Ambos moravam no interior de São Paulo, em Matão. Como educadora física, Pires precisava trabalhar em várias academias da cidade para incrementar a renda mensal. Ela ganhava em torno de R$ 12 por hora trabalhada. A depender de quantos aulas conseguia, no final do mês, a remuneração não alcançava R$ 1 mil.

Do lado de Tangoda, a vida financeira também não ia bem. Na época, trabalhava como balconista de uma farmácia. Foi quando decidiram, juntos, trocar a rotina no Brasil pela “terra do sol nascente”.

A mudança aconteceu em 2022. Ainda no Brasil, conseguiram emprego em uma empreiteira que produz componentes para eletrônicos na cidade de Izumo, localizada na província de Shimane, a mais de 700 quilômetros de distância de Tóquio. Eles migraram com visto de trabalho.
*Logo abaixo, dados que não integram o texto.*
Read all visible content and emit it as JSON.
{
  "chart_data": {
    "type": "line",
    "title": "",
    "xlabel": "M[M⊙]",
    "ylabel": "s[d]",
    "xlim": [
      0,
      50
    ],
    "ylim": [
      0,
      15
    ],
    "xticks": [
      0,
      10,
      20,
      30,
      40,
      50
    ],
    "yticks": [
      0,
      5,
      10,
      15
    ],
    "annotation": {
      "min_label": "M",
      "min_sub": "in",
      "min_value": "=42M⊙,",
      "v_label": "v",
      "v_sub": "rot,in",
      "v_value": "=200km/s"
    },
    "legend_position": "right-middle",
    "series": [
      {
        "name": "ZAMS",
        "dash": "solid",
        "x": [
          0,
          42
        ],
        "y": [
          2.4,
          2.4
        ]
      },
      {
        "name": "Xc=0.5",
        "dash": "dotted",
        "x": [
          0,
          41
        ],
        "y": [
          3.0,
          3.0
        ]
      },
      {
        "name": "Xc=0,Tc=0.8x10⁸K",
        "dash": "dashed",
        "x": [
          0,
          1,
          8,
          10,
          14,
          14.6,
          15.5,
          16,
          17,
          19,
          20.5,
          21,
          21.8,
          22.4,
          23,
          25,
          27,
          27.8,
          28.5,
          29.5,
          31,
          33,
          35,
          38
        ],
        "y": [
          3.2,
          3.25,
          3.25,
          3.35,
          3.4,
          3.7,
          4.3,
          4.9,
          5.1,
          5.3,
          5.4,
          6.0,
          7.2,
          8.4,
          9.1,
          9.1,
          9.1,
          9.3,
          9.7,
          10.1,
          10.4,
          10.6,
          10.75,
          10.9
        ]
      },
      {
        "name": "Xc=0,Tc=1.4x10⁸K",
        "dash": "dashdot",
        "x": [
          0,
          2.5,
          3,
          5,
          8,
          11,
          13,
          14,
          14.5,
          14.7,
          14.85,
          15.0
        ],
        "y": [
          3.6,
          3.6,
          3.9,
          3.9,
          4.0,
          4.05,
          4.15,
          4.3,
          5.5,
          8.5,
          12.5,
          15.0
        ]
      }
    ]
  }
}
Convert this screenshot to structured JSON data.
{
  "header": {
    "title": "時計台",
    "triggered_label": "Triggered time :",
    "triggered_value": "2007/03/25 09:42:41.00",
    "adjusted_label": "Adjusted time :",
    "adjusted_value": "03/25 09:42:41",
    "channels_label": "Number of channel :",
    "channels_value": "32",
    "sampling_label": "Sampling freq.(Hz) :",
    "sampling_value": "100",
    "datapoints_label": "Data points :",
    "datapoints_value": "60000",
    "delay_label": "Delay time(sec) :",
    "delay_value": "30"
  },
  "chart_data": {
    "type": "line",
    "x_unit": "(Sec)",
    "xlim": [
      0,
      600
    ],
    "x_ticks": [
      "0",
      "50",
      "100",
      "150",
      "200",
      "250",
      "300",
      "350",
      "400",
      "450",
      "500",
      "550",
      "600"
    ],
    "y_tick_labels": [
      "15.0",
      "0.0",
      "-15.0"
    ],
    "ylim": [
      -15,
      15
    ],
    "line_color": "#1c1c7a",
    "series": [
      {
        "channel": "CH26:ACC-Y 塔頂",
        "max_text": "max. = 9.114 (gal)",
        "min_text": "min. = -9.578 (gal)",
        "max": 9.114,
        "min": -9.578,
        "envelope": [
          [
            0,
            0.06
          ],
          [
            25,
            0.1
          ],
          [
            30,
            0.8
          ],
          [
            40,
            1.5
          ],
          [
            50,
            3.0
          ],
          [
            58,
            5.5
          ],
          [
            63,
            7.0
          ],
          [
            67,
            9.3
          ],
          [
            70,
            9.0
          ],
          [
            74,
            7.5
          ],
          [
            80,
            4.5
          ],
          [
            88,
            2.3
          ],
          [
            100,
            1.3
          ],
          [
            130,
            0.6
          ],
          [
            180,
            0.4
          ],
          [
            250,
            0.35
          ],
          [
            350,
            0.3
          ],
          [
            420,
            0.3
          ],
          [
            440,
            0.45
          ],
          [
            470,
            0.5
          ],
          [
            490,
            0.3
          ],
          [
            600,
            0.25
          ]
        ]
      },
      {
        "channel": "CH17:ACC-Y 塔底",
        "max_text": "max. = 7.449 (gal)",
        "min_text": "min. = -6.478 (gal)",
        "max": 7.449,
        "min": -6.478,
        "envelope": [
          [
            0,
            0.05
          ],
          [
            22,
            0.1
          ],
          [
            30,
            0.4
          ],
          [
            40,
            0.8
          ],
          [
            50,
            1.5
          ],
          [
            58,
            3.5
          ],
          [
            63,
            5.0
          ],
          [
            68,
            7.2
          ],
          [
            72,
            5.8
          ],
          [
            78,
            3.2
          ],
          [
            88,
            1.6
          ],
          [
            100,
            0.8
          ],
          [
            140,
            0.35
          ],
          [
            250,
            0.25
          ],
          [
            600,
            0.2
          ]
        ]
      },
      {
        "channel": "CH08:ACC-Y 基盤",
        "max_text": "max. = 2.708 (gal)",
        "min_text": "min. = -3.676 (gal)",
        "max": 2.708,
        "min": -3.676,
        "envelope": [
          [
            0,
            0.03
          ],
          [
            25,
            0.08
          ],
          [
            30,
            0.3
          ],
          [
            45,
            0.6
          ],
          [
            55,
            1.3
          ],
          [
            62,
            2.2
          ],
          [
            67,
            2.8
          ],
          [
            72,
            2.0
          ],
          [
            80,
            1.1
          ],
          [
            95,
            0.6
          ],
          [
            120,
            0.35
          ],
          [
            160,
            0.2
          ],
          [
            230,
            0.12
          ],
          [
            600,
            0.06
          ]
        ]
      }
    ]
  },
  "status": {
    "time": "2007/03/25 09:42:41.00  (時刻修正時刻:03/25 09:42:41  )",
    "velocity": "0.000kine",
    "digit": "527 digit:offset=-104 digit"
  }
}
O intermédio foi feito através de uma agência de recrutamento. A prática é comum entre profissionais brasileiros que vão para o Japão trabalhar em fábricas.

Quando desembarcaram no país asiático, a realidade foi dura. O casal trabalhava no turno da noite, com uma jornada de 12 horas e apenas 45 minutos de intervalo. Desde então, os dois desempenham a função de operadores de máquinas.